De kantonrechter stelt voorop dat bij beoordeling van het verzoek hij slechts één belang dient te behartigen en dat is het belang van de betrokkene, voor wie het mentorschap wordt aangevraagd. De kantonrechter kan zich namelijk niet aan de indruk onttrekken dat onderhavig verzoekschrift, samen met drie andere zaken waarin [mentor] als mentor is voorgesteld, met name is ingediend om de ambitie van [mentor] om professioneel mentor te worden waar te maken. [mentor] is echter bij brief van 22 oktober 2020 door de kantonrechter niet benoembaar geacht als professioneel mentor in zaken bij deze rechtbank en artikel 1:452, zevende lid, BW verzet zich tegen de benoeming van hem in meer dan twee zaken. Bovendien kan hij in dat geval alleen aanspraak maken op de beloning voor particuliere mentoren.
Op grond van artikel 1:450, eerste lid, van het Burgerlijk Wetboek (BW) kan de kantonrechter een mentorschap instellen als betrokkene als gevolg van zijn geestelijke of lichamelijke toestand tijdelijk of duurzaam wordt bemoeilijkt zijn niet-vermogensrechtelijke belangen behoorlijk zelfstandig waar te nemen. Uit de overgelegde medische verklaring is gebleken dat er een medische grond aanwezig is. De vraag is echter of een mentorschap noodzakelijk is omdat betrokkene de niet-vermogensrechtelijke belangen niet zelfstandig kan waarnemen.
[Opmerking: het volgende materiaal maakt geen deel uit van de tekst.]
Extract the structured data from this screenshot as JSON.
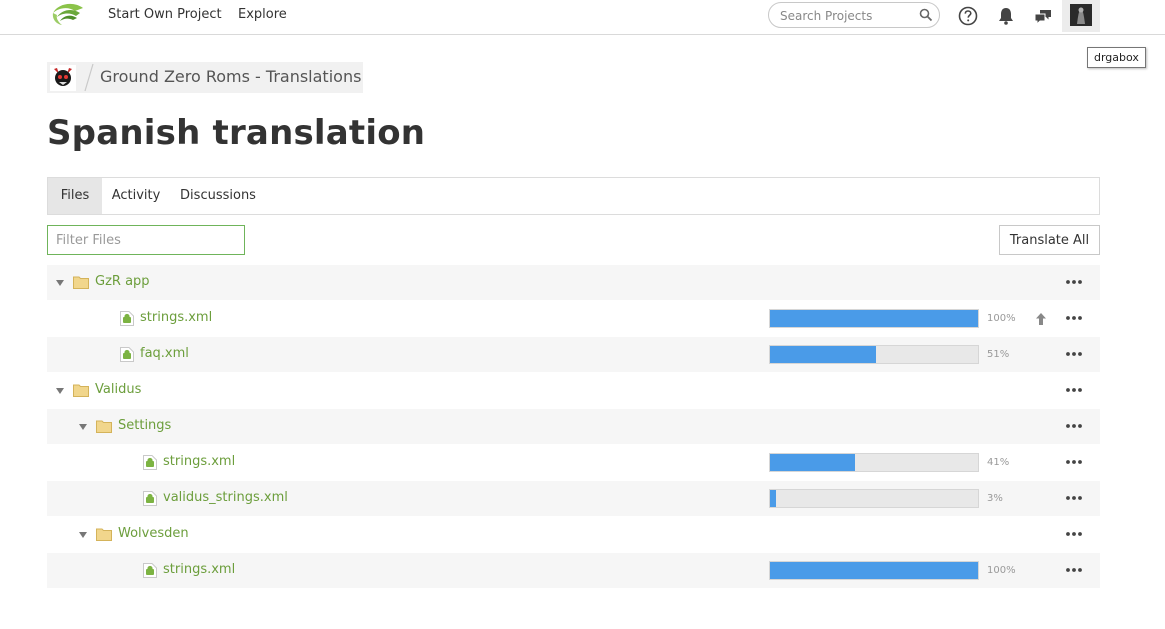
{
  "navbar": {
    "start_project": "Start Own Project",
    "explore": "Explore",
    "search_placeholder": "Search Projects",
    "tooltip": "drgabox"
  },
  "breadcrumb": {
    "project_title": "Ground Zero Roms - Translations"
  },
  "page_title": "Spanish translation",
  "tabs": [
    {
      "label": "Files",
      "active": true
    },
    {
      "label": "Activity",
      "active": false
    },
    {
      "label": "Discussions",
      "active": false
    }
  ],
  "filter": {
    "placeholder": "Filter Files"
  },
  "translate_all_label": "Translate All",
  "tree": [
    {
      "type": "folder",
      "name": "GzR app",
      "level": 0
    },
    {
      "type": "file",
      "name": "strings.xml",
      "level": 1,
      "progress": 100,
      "progress_text": "100%",
      "upload": true
    },
    {
      "type": "file",
      "name": "faq.xml",
      "level": 1,
      "progress": 51,
      "progress_text": "51%"
    },
    {
      "type": "folder",
      "name": "Validus",
      "level": 0
    },
    {
      "type": "folder",
      "name": "Settings",
      "level": 1
    },
    {
      "type": "file",
      "name": "strings.xml",
      "level": 2,
      "progress": 41,
      "progress_text": "41%"
    },
    {
      "type": "file",
      "name": "validus_strings.xml",
      "level": 2,
      "progress": 3,
      "progress_text": "3%"
    },
    {
      "type": "folder",
      "name": "Wolvesden",
      "level": 1
    },
    {
      "type": "file",
      "name": "strings.xml",
      "level": 2,
      "progress": 100,
      "progress_text": "100%"
    }
  ],
  "colors": {
    "progress": "#4a9be8",
    "link_green": "#6c9e3c",
    "folder": "#e8c46a"
  }
}
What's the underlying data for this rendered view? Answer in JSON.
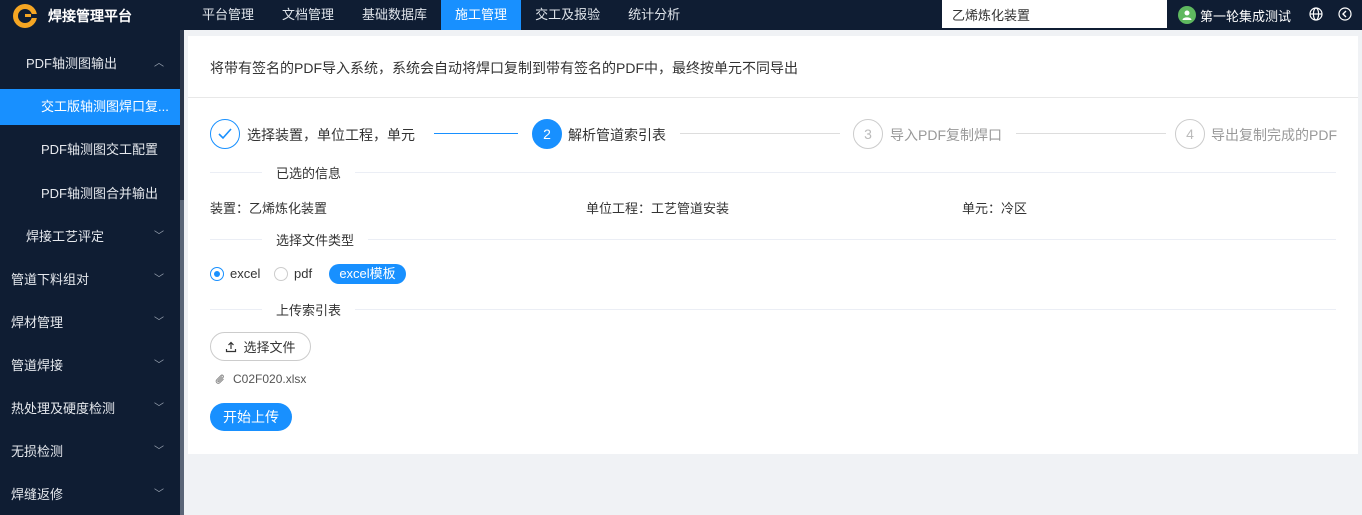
{
  "app": {
    "title": "焊接管理平台"
  },
  "topnav": {
    "items": [
      {
        "label": "平台管理",
        "active": false
      },
      {
        "label": "文档管理",
        "active": false
      },
      {
        "label": "基础数据库",
        "active": false
      },
      {
        "label": "施工管理",
        "active": true
      },
      {
        "label": "交工及报验",
        "active": false
      },
      {
        "label": "统计分析",
        "active": false
      }
    ],
    "search_value": "乙烯炼化装置",
    "user_name": "第一轮集成测试"
  },
  "sidebar": {
    "items": [
      {
        "label": "PDF轴测图输出",
        "expanded": true
      },
      {
        "label": "交工版轴测图焊口复...",
        "active": true
      },
      {
        "label": "PDF轴测图交工配置"
      },
      {
        "label": "PDF轴测图合并输出"
      },
      {
        "label": "焊接工艺评定"
      },
      {
        "label": "管道下料组对"
      },
      {
        "label": "焊材管理"
      },
      {
        "label": "管道焊接"
      },
      {
        "label": "热处理及硬度检测"
      },
      {
        "label": "无损检测"
      },
      {
        "label": "焊缝返修"
      }
    ]
  },
  "main": {
    "description": "将带有签名的PDF导入系统，系统会自动将焊口复制到带有签名的PDF中，最终按单元不同导出",
    "steps": [
      {
        "number": "1",
        "label": "选择装置，单位工程，单元",
        "status": "done"
      },
      {
        "number": "2",
        "label": "解析管道索引表",
        "status": "current"
      },
      {
        "number": "3",
        "label": "导入PDF复制焊口",
        "status": "wait"
      },
      {
        "number": "4",
        "label": "导出复制完成的PDF",
        "status": "wait"
      }
    ],
    "selected_info": {
      "section_title": "已选的信息",
      "device": "装置：乙烯炼化装置",
      "unit_project": "单位工程：工艺管道安装",
      "unit": "单元：冷区"
    },
    "file_type": {
      "section_title": "选择文件类型",
      "options": [
        {
          "label": "excel",
          "checked": true
        },
        {
          "label": "pdf",
          "checked": false
        }
      ],
      "template_button": "excel模板"
    },
    "upload": {
      "section_title": "上传索引表",
      "choose_button": "选择文件",
      "file_name": "C02F020.xlsx",
      "start_button": "开始上传"
    }
  },
  "colors": {
    "primary": "#1890ff",
    "nav_bg": "#0f1d33",
    "page_bg": "#f0f2f5"
  }
}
Niet is gebleken dat verzoeker niet in staat is om zijn niet-vermogensrechtelijke belangen, waaronder het nemen van beslissingen omtrent zijn medische behandeling en zorg, zelf te nemen en dat hiervoor een mentor noodzakelijk is. Bovendien is het geen taak van een mentor om doktersafspraken bij te houden. Dit kan eenvoudig door een familielid of iemand anders gedaan worden. Zelfs indien verzoeker onvoldoende in staat zou zijn om zelfstandig zijn niet-vermogensrechtelijke belangen waar te nemen, is niet gebleken dat de echtgenote dan wel de naaste familieleden van verzoeker hem hierbij niet kunnen helpen. De directe familieleden zijn niet betrokken bij het verzoek en hebben zich niet uit kunnen laten over de vraag of mentorschap noodzakelijk is en of één van hen bereid is om tot mentor te worden benoemd. Op grond van artikel 1:452 lid 4 BW geeft de wetgever de voorkeur bij het instellen van een mentorschap, om de echtgenote/levensgezel te benoemen tot mentor.
Gelet op het voorgaande is de kantonrechter van oordeel dat het verzoek wegens het ontbreken van een noodzaak tot het instellen van een mentorschap dient te worden afgewezen.

BeslissingDe kantonrechter:

- wijst het verzoek af.
Deze beschikking is gegeven door mr. D. de Loor, kantonrechter, en uitgesproken ter openbare terechtzitting van 1 april 2021.
Tegen deze beschikking kan - uitsluitend door tussenkomst van een advocaat - hoger beroep worden ingesteld bij het gerechtshof te Den Haag:
a. door de verzoeker en degenen aan wie een afschrift van deze beschikking (digitaal) is verstrekt of verzonden binnen drie maanden na de dag van de uitspraak;
b. door andere belanghebbenden binnen drie maanden na betekening daarvan of nadat deze beschikking hun op andere wijze bekend is geworden.